This past week was a frenzy with the bill filing deadline looming on March 8th and lawmakers working feverishly to get their bills in the hopper before the cut-off date.
This past week was a frenzy with the bill filing deadline looming on March 8th and lawmakers working feverishly to get their bills in the hopper before the cut-off date. Now that the constitutionally required 60-day waiting period is over for passing bills, the Texas House will begin to take action as a collective body on the House floor. With over 4,000 House bills filed for consideration this session, it's safe to say that the workload in the Texas House will dramatically increase over the next several weeks and months. If you would like more information about bills that have been filed, please visit the Texas House website at www.house.texas.gov. Please know that I value your input, and always consider the feedback I have received from the district each time I cast my vote.

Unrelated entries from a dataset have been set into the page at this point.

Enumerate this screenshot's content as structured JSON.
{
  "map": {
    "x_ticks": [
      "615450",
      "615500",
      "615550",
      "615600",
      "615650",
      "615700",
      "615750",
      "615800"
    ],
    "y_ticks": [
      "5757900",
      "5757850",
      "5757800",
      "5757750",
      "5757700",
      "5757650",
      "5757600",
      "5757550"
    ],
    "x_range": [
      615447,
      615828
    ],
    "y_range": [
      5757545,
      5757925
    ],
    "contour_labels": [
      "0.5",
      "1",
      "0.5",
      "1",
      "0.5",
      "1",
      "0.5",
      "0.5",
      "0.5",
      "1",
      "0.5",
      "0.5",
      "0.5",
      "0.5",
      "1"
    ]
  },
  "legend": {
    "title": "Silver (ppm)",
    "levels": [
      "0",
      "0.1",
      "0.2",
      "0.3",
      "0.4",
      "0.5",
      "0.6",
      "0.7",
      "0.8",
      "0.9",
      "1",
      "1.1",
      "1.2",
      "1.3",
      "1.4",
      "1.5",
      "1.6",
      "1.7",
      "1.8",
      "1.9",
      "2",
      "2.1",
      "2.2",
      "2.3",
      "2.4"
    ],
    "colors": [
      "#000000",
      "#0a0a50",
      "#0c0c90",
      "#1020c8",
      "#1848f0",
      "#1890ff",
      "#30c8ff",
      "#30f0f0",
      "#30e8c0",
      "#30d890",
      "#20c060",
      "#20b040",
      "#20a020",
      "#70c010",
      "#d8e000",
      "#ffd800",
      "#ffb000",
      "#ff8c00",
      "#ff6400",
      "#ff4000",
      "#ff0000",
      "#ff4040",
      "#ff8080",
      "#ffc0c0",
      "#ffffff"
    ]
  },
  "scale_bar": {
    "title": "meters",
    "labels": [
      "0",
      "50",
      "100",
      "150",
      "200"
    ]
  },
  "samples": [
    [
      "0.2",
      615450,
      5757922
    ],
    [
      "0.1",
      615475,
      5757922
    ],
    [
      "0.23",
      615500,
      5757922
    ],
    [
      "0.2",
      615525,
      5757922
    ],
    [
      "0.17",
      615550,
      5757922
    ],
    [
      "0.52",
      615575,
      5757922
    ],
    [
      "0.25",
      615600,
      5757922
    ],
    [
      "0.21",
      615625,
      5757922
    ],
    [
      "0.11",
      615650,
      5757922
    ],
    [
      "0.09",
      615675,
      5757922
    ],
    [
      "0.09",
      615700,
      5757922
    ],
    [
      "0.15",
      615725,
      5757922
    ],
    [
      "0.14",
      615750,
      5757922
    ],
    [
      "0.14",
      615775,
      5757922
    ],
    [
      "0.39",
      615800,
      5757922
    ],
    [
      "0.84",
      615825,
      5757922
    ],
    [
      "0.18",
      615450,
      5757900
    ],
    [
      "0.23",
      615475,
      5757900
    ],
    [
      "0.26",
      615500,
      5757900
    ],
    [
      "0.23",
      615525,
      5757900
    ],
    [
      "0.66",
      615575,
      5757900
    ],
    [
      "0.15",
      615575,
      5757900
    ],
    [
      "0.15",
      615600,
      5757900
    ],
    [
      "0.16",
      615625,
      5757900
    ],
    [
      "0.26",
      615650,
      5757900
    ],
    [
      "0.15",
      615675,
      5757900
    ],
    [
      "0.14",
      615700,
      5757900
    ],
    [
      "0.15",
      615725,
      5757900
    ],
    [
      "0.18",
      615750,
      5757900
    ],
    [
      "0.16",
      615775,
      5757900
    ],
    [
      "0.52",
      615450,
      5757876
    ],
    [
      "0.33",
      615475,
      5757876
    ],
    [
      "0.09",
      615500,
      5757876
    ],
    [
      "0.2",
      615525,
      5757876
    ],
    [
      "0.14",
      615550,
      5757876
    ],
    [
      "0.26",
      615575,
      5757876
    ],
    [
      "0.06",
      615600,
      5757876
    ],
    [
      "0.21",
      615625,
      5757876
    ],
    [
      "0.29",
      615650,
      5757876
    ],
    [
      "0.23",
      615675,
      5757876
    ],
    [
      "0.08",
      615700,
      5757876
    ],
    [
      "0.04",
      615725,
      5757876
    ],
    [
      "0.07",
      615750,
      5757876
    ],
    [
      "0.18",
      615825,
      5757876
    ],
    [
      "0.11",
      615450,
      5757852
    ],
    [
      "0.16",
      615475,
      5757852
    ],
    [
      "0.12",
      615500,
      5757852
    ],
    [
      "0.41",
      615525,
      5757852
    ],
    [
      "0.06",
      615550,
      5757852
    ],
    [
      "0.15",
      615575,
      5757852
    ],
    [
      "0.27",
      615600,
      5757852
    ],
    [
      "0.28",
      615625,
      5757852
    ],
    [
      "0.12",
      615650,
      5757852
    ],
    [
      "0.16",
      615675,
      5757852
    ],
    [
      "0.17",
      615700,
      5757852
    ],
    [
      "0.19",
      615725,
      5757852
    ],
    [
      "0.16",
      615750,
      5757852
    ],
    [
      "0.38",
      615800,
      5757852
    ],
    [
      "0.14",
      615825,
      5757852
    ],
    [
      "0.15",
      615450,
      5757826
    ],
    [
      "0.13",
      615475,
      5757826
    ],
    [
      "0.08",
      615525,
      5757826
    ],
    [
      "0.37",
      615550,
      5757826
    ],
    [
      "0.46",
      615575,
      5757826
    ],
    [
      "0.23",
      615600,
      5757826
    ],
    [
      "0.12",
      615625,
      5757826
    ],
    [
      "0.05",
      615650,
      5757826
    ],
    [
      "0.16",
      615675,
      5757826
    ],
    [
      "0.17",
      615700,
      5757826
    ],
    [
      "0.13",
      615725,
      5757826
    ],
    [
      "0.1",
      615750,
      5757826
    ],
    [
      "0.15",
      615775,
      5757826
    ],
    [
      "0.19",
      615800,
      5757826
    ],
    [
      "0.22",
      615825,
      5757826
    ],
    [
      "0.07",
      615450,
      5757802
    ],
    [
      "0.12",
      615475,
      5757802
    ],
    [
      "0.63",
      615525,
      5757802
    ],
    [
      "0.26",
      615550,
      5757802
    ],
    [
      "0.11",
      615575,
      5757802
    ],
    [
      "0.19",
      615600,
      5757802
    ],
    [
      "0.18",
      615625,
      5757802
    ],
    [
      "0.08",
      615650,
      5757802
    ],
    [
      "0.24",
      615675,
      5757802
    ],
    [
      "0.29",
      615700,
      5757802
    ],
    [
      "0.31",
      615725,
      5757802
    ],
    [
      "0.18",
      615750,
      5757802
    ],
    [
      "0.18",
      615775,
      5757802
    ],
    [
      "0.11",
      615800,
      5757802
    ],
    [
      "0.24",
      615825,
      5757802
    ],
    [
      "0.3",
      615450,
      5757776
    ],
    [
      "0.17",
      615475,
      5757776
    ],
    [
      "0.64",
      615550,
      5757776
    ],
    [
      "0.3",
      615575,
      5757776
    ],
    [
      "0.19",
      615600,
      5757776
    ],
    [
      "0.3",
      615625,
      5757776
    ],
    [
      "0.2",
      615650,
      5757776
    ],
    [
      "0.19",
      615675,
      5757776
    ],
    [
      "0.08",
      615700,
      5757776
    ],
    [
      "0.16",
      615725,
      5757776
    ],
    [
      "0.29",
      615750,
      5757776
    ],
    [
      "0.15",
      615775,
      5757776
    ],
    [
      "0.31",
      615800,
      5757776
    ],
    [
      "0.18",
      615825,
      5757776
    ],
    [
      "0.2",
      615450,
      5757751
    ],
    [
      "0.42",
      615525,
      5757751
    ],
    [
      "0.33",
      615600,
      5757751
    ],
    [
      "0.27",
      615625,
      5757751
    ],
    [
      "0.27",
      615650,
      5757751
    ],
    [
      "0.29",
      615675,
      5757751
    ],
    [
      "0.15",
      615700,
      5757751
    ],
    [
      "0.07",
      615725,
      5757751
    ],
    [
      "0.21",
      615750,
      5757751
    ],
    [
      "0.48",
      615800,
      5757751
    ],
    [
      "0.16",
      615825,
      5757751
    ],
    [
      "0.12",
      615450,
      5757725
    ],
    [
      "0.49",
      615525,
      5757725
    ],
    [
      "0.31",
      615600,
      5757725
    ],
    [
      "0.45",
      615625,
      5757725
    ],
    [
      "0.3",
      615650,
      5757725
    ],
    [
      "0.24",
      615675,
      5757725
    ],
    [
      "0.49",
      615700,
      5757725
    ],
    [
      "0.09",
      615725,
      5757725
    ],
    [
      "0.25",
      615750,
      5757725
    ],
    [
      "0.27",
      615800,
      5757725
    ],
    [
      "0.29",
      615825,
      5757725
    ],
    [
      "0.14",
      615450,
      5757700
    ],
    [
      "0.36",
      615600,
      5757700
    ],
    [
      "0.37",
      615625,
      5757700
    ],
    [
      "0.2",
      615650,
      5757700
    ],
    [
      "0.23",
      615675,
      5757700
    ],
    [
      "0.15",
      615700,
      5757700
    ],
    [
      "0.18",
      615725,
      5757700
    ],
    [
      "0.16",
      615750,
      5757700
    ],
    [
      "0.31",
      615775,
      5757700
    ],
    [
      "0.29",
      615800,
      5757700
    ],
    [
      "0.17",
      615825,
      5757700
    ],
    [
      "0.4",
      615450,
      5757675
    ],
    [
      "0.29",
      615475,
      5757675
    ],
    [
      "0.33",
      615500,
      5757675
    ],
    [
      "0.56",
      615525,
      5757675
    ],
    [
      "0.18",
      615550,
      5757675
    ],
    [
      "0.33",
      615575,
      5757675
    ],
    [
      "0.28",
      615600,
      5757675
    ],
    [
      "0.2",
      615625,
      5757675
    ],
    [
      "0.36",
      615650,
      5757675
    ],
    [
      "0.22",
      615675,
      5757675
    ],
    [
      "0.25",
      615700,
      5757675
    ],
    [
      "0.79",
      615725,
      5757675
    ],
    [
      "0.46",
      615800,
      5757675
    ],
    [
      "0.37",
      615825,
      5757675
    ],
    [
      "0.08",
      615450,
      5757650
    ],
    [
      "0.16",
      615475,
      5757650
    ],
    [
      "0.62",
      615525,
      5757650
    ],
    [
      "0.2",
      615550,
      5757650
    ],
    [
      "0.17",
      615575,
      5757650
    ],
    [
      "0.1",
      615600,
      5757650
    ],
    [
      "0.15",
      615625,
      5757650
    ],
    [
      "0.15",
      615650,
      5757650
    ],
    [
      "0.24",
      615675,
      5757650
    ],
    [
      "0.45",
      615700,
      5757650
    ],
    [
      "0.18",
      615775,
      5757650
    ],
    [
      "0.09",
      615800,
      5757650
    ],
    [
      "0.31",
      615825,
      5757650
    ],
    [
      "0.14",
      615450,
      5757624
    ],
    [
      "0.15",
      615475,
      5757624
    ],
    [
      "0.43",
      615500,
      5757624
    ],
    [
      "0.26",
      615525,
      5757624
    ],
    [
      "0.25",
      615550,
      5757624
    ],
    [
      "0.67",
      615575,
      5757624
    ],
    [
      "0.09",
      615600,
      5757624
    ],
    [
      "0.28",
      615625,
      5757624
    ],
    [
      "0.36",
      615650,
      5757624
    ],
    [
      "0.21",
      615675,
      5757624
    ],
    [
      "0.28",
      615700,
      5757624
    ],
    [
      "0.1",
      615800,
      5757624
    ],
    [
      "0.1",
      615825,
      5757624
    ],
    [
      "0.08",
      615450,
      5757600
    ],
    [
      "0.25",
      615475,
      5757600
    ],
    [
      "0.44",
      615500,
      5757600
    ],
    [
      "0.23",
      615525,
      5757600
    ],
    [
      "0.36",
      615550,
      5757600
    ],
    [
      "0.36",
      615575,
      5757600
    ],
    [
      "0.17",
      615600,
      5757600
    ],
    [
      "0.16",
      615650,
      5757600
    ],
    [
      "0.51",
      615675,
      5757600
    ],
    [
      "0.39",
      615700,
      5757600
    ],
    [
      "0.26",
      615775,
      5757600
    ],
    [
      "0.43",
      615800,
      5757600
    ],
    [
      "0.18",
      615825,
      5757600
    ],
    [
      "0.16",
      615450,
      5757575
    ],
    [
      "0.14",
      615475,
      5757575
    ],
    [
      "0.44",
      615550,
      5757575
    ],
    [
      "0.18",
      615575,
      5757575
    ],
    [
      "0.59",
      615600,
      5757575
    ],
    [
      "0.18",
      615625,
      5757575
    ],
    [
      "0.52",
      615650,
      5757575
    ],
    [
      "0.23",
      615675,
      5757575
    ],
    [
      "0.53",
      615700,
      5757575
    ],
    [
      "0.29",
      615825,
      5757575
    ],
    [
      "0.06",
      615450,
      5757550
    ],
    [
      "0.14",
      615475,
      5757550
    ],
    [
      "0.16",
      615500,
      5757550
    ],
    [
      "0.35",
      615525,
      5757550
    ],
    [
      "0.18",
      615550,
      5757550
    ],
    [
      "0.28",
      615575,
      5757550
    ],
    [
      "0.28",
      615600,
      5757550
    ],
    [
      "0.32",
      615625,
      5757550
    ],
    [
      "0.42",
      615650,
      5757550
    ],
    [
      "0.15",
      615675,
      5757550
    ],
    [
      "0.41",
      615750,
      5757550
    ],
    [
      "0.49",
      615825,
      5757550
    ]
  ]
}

With that, here's the latest update from your State Capitol. . .
This week I filed a bill that I believe is long overdue. The bill, House Bill 3975, would provide a "thirteenth check" to our retired educators who haven't had a cost of living adjustment in well over a decade. As Texans, we owe our teachers a tremendous debt of gratitude for their years of service to our students and to our state. Recognizing that over 95% of our educators don’t receive any Social Security benefits and rely, in most cases, exclusively on their monthly annuity check to live and make ends meet, this bill would provide them with an extra monthly annuity check up to a specified amount. While this issue isn’t new, I’ve had productive conversations with our House leadership about this bill and I'm hopeful this session we can once again do something to provide our retired educators with a long-awaited cost of living adjustment.
In a similar fashion, the Texas House recently unveiled a bold proposal towards addressing a broken and inequitable school finance system. The legislation, House Bill 3, has tremendous bi-partisan support and is the product of over 12 months of extensive debate and discussion from school finance experts, legislators, superintendents, and teachers, including some from House District 57. The bill would add over $9 billion in new state funding directly to classrooms all across the state and would, among other things: raise the basic allotment per student, enhance PreK funding, and increase the minimum salary for teachers. Further, by increasing the state's share of public education funding, this proposal would help reduce the local tax burden placed on home and property owners to foot the bill for public education. As a co-author, and member of the committee tasked with vetting this legislation, I look forward to continuing the work to improve our broken school funding system by prioritizing investments that support classrooms, greater equity, local control and tax reform.